Not all soaps generate the same amount and type of soap scum. Each natural soap takes its properties from the fatty acid composition of the oils used and works differently in combination with hard water. Lauric acid, which is abundantly contained in coconut oil, generates hardly any water-insoluble soap scum. It is considered the rule: The shorter the carbonium chain and the more double bonds there are in the fatty acids used, the easier it is to release the soap scum. Goodly formulated shampoo bars can also ensure beautiful hair in combination with hard water.

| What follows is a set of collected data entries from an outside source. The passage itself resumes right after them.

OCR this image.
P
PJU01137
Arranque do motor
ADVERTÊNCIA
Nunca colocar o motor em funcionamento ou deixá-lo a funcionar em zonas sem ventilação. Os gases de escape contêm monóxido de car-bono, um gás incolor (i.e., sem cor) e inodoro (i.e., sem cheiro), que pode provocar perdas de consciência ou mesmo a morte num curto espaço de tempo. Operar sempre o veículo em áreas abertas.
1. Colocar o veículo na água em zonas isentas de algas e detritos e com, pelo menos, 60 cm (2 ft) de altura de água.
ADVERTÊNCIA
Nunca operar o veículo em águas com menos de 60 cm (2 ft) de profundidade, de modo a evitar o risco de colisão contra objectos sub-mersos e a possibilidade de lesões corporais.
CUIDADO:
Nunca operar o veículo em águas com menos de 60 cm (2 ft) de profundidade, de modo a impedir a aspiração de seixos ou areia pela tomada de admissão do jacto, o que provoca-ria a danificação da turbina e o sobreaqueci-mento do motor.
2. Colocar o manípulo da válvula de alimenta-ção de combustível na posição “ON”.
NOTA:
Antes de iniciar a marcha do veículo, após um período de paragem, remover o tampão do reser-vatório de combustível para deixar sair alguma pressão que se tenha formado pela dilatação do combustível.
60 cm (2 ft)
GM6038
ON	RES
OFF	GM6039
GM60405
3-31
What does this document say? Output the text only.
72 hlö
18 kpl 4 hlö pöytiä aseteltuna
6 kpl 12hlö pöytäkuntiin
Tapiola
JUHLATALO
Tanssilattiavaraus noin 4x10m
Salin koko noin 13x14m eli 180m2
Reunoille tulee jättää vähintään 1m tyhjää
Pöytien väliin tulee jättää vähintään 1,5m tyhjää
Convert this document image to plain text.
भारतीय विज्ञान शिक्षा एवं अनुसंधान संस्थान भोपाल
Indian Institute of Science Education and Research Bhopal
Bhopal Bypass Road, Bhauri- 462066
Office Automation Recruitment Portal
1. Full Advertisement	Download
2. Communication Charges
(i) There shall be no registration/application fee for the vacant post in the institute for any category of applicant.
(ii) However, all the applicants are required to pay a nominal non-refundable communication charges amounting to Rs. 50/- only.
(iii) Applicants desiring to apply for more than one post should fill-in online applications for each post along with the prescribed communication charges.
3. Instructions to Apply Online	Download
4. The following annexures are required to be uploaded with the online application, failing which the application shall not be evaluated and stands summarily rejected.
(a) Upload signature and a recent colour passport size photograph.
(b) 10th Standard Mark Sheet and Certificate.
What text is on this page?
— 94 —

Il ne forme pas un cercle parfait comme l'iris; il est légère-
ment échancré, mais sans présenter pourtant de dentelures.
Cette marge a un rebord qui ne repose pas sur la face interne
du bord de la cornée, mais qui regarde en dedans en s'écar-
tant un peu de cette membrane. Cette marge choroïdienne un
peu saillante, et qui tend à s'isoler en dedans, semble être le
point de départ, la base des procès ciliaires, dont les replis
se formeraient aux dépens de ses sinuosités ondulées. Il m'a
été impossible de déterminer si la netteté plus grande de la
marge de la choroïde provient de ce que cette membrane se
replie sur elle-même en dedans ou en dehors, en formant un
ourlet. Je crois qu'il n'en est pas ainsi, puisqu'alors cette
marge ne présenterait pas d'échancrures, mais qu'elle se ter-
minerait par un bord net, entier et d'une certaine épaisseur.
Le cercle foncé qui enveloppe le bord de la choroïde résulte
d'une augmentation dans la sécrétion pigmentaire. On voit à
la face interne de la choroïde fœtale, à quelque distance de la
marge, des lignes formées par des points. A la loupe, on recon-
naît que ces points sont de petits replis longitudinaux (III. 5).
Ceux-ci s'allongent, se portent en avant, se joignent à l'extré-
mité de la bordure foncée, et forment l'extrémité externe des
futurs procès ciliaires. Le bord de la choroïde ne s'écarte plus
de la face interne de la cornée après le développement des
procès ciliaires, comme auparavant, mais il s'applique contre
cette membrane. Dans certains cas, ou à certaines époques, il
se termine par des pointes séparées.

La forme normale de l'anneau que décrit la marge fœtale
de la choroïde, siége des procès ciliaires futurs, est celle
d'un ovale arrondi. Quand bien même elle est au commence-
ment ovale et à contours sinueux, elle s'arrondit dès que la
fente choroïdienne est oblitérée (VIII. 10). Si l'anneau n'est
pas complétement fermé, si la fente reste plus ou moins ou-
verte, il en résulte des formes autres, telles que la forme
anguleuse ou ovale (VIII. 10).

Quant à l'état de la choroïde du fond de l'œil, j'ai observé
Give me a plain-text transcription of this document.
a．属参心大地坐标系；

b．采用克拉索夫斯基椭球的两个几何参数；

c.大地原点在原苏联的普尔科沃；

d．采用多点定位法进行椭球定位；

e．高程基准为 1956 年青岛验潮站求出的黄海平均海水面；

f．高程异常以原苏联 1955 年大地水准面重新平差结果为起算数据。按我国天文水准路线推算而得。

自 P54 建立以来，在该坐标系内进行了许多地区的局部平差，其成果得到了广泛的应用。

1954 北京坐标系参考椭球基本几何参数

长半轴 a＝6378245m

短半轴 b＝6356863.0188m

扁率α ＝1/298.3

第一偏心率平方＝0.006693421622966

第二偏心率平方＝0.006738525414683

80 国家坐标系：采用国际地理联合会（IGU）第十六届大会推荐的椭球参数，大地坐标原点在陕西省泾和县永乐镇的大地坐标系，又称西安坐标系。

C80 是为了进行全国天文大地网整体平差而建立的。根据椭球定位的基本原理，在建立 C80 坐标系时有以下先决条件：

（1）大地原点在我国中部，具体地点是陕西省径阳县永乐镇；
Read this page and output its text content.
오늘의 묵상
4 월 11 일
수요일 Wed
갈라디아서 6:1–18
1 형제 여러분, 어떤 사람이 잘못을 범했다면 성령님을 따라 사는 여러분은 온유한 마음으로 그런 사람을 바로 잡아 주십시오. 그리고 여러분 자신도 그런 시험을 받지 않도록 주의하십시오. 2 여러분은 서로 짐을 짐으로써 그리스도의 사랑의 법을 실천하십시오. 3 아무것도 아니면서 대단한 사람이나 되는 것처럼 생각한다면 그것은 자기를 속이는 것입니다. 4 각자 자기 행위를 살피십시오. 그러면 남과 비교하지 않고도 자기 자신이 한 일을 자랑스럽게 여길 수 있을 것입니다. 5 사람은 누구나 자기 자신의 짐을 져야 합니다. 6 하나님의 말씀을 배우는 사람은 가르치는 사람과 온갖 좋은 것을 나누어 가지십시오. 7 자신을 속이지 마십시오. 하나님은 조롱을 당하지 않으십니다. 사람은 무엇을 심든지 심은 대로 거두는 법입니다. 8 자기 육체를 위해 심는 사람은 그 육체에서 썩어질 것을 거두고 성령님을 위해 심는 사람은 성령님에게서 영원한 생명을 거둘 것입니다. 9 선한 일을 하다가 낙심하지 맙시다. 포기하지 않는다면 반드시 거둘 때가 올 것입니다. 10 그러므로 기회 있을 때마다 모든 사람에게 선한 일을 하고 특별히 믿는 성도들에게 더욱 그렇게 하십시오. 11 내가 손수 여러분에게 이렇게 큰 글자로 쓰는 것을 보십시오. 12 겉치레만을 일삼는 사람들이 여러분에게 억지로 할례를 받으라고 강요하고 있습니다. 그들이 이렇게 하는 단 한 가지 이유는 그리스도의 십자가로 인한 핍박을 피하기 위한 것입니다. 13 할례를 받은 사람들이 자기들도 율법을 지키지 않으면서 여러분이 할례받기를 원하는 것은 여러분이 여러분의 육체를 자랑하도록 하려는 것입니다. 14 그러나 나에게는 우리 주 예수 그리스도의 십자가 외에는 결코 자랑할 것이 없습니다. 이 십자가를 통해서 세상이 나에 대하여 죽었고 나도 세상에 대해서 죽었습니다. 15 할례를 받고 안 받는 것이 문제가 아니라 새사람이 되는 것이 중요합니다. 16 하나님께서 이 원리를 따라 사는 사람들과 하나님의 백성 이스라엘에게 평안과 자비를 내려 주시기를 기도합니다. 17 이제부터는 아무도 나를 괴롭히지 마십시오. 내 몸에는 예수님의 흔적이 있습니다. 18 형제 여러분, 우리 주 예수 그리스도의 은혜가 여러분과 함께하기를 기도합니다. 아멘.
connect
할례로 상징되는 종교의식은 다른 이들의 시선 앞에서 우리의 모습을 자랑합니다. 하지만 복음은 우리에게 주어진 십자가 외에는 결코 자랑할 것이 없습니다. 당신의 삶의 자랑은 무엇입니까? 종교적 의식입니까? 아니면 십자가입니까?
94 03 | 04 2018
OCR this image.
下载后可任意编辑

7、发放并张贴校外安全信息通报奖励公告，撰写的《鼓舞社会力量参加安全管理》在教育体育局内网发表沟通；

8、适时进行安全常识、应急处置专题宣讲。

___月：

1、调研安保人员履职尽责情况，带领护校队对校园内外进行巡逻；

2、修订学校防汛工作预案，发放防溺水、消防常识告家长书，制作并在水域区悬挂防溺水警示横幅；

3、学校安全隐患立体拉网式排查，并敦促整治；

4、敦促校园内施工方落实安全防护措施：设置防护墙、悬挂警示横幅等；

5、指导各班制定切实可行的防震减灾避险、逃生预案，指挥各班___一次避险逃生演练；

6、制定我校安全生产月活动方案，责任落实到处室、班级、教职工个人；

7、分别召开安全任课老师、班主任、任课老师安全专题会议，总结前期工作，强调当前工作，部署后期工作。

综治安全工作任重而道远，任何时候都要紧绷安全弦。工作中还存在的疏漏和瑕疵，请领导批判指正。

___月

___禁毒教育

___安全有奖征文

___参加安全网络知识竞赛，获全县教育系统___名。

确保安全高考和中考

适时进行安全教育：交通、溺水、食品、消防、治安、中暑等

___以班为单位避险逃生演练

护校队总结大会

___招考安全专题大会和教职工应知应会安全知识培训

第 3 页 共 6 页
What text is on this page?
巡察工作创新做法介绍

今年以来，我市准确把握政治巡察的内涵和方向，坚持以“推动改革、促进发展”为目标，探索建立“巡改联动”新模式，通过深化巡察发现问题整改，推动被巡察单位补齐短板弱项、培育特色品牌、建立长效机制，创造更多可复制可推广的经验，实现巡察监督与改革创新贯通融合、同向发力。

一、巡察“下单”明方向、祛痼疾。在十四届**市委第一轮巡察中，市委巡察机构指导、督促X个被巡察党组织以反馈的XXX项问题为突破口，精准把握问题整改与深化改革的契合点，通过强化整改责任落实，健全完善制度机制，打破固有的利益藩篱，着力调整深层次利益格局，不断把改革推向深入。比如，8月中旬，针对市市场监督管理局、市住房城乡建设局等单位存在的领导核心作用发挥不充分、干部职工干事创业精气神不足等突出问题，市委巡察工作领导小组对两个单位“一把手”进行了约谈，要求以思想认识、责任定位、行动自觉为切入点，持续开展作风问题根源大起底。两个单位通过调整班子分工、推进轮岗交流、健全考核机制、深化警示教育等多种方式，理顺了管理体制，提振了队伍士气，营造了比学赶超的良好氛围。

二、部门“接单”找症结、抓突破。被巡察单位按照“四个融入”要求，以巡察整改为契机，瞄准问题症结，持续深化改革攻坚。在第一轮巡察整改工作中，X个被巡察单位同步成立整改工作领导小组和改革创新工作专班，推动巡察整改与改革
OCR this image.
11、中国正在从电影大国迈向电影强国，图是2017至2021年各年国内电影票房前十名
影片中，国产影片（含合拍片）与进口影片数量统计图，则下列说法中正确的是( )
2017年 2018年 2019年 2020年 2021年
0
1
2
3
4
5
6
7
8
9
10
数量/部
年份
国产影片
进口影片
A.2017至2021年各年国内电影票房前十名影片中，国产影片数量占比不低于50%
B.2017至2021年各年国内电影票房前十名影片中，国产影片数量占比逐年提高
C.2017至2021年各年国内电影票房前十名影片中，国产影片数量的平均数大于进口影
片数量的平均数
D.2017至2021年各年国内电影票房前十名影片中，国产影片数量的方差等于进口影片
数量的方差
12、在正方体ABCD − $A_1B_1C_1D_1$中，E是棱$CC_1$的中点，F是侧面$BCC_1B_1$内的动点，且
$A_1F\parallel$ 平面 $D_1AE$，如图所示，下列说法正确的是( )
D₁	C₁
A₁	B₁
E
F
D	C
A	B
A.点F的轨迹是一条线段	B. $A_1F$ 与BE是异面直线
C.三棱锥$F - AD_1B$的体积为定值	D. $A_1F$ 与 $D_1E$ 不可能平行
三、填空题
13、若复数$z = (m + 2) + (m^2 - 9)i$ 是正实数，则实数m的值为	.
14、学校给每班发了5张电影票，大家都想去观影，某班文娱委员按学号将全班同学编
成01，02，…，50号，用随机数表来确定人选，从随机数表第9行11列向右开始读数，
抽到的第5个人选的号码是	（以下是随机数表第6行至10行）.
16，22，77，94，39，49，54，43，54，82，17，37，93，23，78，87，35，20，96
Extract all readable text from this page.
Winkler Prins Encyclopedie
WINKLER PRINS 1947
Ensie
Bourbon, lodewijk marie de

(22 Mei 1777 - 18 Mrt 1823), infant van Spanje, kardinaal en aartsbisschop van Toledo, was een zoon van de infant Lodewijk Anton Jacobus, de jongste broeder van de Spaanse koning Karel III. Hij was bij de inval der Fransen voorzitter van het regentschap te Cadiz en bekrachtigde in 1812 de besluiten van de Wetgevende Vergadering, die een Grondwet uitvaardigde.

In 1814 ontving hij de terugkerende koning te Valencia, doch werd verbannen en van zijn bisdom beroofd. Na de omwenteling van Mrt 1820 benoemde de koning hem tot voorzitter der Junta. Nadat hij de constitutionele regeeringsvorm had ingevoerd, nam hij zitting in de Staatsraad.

"Ph-neutrality" is used as a sales argument for various care products. But what is the "ph"? The pH value is the negative decadic logarithm of the hydronium ion concentration and measures on a scale from 1 to 14 the acidic or basic character of a liquid solution. Since the skin is firm, it cannot have a "ph value".
The hydrolipid film on the skin car surface (protective acid mantle) has a slightly acid pH value and performs an important protective function against bacteria. However, it should be washed off after a certain time because dust, dirt and other external elements slowly mix with the lipids on the skin. The protective mechanism of the skin is not completely known. Are the good bacteria on the skin, their pH value or the lipids or peptides that perform a protective function?
The ph-neutral detergents have a lower pH compared to natural soaps, but they wash off the hydrolipid film from the skin, so the body has to renew the protective coating again. pH neutrality does not play a decisive role in healthy skin. The soaps remain in contact with the skin for too little time and after a few hours, the coat is completely restored.
The substances that are added to care products to correct the pH value are not harmless at all. The liquid shampoos consist of 70-80% water (ph 7) and 6-8% surfactants (sodium coco sulfate: ph 10; SLS; ph 7.5-8.5; sodium laureth sulfate: ph 9-10;) for 70-80%. In the remaining 15-20%, they hide many synthetic substances, which can have negative effects on the skin, but bring the ph value of the shampoo into the acid range.